Amherst Apiaries
The streets around Stanford University and Palo Alto, its municipality, tend, like university towns everywhere, to be named after rival institutions--Princeton, Oxford--or historic figures--say, Tennyson and Kipling. Our friends live on Amherst Street, after the college and, presumably, Emily Dickinson. In their large front yard under a venerable oak tree they have raised vegetable beds and an array of beehives (and other hives, with permission, in friends' gardens). A month or so ago we were sitting in their garden talking about the trove of spring honey stored in the garage. The town yard sale was coming up: why not put a table on the sidewalk, a few flyers on the telephone poles and have a pop-up shop while the neighbours sold their cast-off pots and pans, and outgrown Ikea cribs?

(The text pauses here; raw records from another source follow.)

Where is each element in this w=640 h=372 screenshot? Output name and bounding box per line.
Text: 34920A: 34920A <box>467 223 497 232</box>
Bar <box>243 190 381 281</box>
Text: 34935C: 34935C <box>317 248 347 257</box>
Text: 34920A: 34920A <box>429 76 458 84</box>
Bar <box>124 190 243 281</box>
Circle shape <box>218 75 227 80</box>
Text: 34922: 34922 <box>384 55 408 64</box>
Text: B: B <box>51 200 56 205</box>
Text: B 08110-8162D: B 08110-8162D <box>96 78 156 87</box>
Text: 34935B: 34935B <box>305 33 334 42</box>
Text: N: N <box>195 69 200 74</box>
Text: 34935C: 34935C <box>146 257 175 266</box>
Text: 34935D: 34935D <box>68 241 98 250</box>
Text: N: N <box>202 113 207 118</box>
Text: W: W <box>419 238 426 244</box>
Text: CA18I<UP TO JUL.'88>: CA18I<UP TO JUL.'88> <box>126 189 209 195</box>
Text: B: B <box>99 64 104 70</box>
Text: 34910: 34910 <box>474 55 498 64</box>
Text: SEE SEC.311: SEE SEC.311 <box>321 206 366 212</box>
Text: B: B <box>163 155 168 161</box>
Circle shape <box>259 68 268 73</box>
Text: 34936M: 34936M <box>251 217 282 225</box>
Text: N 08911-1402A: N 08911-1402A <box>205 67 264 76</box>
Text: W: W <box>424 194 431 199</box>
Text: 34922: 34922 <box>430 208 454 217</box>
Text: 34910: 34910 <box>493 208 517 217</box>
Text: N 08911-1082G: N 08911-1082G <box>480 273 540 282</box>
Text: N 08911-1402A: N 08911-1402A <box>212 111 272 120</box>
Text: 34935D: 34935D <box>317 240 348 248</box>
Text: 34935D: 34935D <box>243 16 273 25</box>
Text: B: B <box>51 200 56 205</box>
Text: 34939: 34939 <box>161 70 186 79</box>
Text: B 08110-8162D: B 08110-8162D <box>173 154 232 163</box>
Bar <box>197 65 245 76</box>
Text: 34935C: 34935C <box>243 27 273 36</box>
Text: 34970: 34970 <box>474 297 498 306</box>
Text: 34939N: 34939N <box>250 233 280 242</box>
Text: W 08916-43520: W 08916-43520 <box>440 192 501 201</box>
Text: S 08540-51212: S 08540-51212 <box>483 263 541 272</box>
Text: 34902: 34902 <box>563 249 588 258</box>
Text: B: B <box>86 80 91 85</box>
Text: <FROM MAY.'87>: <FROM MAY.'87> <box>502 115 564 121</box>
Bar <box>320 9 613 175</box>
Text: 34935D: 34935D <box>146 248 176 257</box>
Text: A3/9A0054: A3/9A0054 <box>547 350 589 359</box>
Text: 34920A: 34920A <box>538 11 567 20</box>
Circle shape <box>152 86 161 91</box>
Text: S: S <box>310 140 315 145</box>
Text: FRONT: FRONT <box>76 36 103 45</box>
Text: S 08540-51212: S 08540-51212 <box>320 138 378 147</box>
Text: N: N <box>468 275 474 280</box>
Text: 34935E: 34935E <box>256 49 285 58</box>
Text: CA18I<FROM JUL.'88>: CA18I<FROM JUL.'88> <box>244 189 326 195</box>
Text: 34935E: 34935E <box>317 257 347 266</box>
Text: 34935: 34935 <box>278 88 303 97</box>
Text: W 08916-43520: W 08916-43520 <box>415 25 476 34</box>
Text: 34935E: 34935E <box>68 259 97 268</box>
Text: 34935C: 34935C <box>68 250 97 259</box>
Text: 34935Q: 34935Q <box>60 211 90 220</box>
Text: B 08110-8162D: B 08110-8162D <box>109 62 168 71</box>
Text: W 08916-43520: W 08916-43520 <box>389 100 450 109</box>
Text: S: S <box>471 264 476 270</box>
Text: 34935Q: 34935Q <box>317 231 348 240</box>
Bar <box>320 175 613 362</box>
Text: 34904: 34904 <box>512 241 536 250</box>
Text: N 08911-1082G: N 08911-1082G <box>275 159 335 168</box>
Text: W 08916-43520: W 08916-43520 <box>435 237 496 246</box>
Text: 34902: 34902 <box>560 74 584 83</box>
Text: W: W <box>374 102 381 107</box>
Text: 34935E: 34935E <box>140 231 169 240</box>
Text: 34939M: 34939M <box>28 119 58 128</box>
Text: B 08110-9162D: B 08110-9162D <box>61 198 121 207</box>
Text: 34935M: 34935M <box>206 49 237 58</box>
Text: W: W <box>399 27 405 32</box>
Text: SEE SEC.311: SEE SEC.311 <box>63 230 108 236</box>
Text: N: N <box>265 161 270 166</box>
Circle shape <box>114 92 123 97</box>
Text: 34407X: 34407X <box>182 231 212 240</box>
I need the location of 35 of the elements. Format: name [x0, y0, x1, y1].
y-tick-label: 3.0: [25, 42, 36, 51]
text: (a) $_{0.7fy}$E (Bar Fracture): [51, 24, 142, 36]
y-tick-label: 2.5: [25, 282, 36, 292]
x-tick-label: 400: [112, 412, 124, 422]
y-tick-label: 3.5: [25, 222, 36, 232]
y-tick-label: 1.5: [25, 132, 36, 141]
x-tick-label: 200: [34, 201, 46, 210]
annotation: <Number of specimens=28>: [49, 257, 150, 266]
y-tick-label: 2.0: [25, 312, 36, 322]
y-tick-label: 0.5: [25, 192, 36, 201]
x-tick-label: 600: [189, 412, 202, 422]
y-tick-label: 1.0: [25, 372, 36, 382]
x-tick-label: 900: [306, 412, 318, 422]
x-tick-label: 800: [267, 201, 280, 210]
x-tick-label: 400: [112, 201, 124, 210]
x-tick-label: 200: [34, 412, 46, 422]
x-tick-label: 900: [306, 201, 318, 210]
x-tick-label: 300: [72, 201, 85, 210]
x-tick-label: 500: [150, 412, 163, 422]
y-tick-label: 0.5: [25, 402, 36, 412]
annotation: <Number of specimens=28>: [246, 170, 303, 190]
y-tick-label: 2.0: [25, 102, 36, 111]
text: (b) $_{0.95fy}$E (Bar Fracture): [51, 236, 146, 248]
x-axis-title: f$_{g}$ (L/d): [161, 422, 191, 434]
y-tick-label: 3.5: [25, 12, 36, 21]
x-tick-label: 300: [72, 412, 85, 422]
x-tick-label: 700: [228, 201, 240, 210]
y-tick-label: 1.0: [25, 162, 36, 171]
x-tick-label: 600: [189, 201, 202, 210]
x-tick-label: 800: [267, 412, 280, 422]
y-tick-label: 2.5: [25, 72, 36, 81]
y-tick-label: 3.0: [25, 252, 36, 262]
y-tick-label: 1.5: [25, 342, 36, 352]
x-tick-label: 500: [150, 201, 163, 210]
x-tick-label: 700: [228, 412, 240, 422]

And so they did. When I turned up, after lunch, there was a table set with a red and yellow cloth, and enough chairs for passersby to settle down and chat. The honey jars--most had been sold by then--were labelled 'Amherst Apiaries, 2015 Spring Honey.' The label on the top of the jars, designed by Marj, was round with a honey bee in its centre. The honey was, as honey is, translucent gold. I came home with 12-11 ounce jars of '2015 Spring Honey.' The jars, which say, 'Made in USA,' are embossed with grapes, apples, cherries, peaches and pears. The honey is delicious.